A post I had the most coverage on would be the fake news post. I engaged with the topic and went into detail from my own experiences to what the article said to express the risk of fake news. I think this post covered all aspects of coverage.

Conclusion:

Overall I think this portfolio was sufficient. I feel my post have been more in depth and timely as well with the exception of one post. I think I have improved upon my writings since day one and really have dove into the field of journalism and the knowledge I have learned. I look forward to writing more posts in the future. Source: Portfolio 3

What is Good Writing?

I found this article to be a good read. I found this part of the passage intriguing, “The English language is derived from two main sources. One is latin the florid language of Ancient Rome. The other is Anglo-Saxon, the plain languages of England and northern Rome.” This section was particularly interesting to read to get a sense of history behind our English language. Words that end in -ion or -ent are derived from these ancient languages. This was something new that was brought to my attention. The passage also talked about active and passive verbs which for myself a student journalist, is something I need to be aware of and comprehend to my full capability in order to succeed in the professional realm of journalism. This article also sparked my interest with the phrases, “Short is always better than long.” and “Simple is good.” So far in Newswriting the main priority of my writing is to inform with factual quotes and creditable sources but also to keep the stories short and to the point. One of the main lessons that has been instilled in me since day one of being a student journalist is to keep the stories short. They should be simplistic and newsworthy.

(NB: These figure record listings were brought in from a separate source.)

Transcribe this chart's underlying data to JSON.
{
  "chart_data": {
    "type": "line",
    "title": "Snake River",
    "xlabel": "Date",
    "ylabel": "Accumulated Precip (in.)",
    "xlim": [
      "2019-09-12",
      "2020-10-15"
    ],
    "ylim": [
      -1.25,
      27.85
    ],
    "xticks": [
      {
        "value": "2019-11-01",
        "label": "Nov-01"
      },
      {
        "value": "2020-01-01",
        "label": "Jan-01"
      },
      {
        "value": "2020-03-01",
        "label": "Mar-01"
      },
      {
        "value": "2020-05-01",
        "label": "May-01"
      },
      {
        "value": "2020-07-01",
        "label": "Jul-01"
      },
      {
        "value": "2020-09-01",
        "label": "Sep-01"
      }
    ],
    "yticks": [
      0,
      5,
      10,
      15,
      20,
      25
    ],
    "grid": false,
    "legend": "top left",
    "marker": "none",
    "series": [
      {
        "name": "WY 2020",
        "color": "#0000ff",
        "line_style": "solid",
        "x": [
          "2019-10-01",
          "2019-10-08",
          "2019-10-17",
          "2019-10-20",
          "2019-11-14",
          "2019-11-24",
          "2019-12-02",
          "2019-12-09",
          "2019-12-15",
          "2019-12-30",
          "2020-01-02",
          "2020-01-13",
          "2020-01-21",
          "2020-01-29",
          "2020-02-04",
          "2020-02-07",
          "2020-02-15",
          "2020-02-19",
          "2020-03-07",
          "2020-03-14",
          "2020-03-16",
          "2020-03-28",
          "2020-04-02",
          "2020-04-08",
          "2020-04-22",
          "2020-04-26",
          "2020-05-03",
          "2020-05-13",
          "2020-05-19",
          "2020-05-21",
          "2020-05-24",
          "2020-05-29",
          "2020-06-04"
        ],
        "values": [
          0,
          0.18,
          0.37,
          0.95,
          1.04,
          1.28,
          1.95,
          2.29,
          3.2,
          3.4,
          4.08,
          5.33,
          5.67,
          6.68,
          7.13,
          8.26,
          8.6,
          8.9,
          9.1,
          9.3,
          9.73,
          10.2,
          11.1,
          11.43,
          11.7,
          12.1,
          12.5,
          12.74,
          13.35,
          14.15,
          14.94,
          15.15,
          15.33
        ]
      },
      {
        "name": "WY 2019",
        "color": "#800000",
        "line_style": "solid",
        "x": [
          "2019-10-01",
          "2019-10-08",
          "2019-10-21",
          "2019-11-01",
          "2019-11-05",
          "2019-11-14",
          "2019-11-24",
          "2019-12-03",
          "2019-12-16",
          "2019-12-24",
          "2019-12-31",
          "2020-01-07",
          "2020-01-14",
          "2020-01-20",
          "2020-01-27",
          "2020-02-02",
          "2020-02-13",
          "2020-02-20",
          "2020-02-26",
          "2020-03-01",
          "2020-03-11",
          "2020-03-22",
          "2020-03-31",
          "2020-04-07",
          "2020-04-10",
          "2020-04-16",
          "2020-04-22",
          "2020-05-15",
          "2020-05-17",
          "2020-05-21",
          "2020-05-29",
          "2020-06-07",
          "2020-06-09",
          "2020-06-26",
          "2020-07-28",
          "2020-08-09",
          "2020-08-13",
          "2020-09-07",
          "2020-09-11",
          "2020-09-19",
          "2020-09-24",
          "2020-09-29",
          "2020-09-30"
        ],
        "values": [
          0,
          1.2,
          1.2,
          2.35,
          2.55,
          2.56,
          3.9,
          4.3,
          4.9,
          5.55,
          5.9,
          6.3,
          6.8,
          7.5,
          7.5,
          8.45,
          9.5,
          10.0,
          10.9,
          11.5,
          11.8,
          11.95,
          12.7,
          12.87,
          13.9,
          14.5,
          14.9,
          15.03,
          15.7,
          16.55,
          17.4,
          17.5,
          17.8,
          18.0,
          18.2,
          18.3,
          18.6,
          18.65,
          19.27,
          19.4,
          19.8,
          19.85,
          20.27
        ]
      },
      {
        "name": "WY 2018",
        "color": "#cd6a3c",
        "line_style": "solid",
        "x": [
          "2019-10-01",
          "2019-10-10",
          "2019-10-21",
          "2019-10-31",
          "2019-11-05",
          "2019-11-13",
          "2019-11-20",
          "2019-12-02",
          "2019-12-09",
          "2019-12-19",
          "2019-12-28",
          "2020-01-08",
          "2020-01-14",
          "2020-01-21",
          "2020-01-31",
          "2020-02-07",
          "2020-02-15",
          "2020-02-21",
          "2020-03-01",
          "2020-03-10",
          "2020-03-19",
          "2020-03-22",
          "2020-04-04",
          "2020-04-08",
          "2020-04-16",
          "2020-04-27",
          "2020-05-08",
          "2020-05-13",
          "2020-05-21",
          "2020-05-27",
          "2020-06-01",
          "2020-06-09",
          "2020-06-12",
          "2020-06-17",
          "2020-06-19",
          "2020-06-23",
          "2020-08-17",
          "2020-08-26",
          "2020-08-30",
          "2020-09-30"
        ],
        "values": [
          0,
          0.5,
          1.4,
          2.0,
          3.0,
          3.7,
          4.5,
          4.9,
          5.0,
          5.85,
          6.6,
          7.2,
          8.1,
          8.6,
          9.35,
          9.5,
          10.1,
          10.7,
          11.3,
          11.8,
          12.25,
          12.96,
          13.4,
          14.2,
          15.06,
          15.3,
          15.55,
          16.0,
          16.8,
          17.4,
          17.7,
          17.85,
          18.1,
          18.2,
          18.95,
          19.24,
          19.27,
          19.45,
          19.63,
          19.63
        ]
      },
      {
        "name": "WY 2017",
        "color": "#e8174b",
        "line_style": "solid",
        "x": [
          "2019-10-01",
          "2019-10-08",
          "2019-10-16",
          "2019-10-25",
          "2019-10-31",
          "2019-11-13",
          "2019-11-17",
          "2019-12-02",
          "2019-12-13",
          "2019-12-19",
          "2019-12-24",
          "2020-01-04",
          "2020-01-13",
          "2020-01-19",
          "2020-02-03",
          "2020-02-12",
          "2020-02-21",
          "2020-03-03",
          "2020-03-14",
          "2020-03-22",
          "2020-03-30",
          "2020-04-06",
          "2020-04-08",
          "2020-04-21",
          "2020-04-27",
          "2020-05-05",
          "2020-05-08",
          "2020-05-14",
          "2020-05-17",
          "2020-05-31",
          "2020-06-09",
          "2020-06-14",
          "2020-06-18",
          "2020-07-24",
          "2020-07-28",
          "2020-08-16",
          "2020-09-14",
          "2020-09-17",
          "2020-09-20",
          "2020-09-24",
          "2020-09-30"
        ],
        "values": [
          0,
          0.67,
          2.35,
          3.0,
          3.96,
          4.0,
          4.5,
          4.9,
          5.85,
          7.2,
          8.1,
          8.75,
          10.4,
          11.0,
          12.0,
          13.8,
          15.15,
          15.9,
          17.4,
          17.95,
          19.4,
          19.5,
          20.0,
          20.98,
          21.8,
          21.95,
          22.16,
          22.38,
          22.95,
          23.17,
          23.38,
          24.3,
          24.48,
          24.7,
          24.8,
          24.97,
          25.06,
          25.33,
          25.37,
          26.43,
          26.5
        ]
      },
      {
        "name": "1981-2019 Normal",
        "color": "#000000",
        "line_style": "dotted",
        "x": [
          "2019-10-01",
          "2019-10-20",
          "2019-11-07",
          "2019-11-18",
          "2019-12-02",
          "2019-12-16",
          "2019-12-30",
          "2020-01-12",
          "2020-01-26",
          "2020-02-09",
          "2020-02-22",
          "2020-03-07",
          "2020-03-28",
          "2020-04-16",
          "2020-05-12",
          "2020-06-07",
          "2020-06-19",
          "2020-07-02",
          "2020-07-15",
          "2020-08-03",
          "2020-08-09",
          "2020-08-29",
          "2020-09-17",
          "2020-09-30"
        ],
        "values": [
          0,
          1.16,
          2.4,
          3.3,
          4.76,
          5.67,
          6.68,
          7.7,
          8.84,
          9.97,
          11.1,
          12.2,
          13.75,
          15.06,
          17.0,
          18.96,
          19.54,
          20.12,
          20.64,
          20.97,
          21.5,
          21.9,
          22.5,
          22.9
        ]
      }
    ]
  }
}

Source: What is Good Writing?

PAJ Ch 7

In PAJ Ch 7, I noticed this passage, “The First Amendment, enshrined in the Bill of Rights, remains deceptively straightforward: Congress shall make no law respecting an establishment of religion, or prohibiting the free exercise thereof: or abridging the freedom of speech, or of the press; or the right of the people peaceably to assemble, and to petition the Government for a a redress of grievances.” (Craft & Davis 181)

I really liked this part of the chapter. Most modern day people are aware of the rights and the first amendment but don’t really know what it means as far as words go. This part really emphasized what congress can do. I feel is severely important to know as a citizen. The first amendment not only affects you as an individual but also higher powers as well.

Source: PAJ Ch 7

Vanessa Otero’s Complex vs. Clickbait, Liberal vs. Conservative Media Chart

This blog post was interesting to read. The chart I may not totally agree with as I think CNN should not be in the middle but it does draw some conclusions about fake news. This made me think about the time  Was talking with a friend about left or right side news. I told my friend, Sean Mrozek to check out the blog website, the Medium. My friend quickly started to ask me if the site was left or right sided. I told him the site contains blogs from all kinds of different genres. Soon after, I looked at his social media feeds and he shares things that are all Pro-Trump related. I shared an article with him that bashed Trump and he told me this was fake news and hid the post from his feed. I guess it is all up to the reader to decipher through the bias and unbiased companies. All readers should be influenced to get both sides then form an opinion.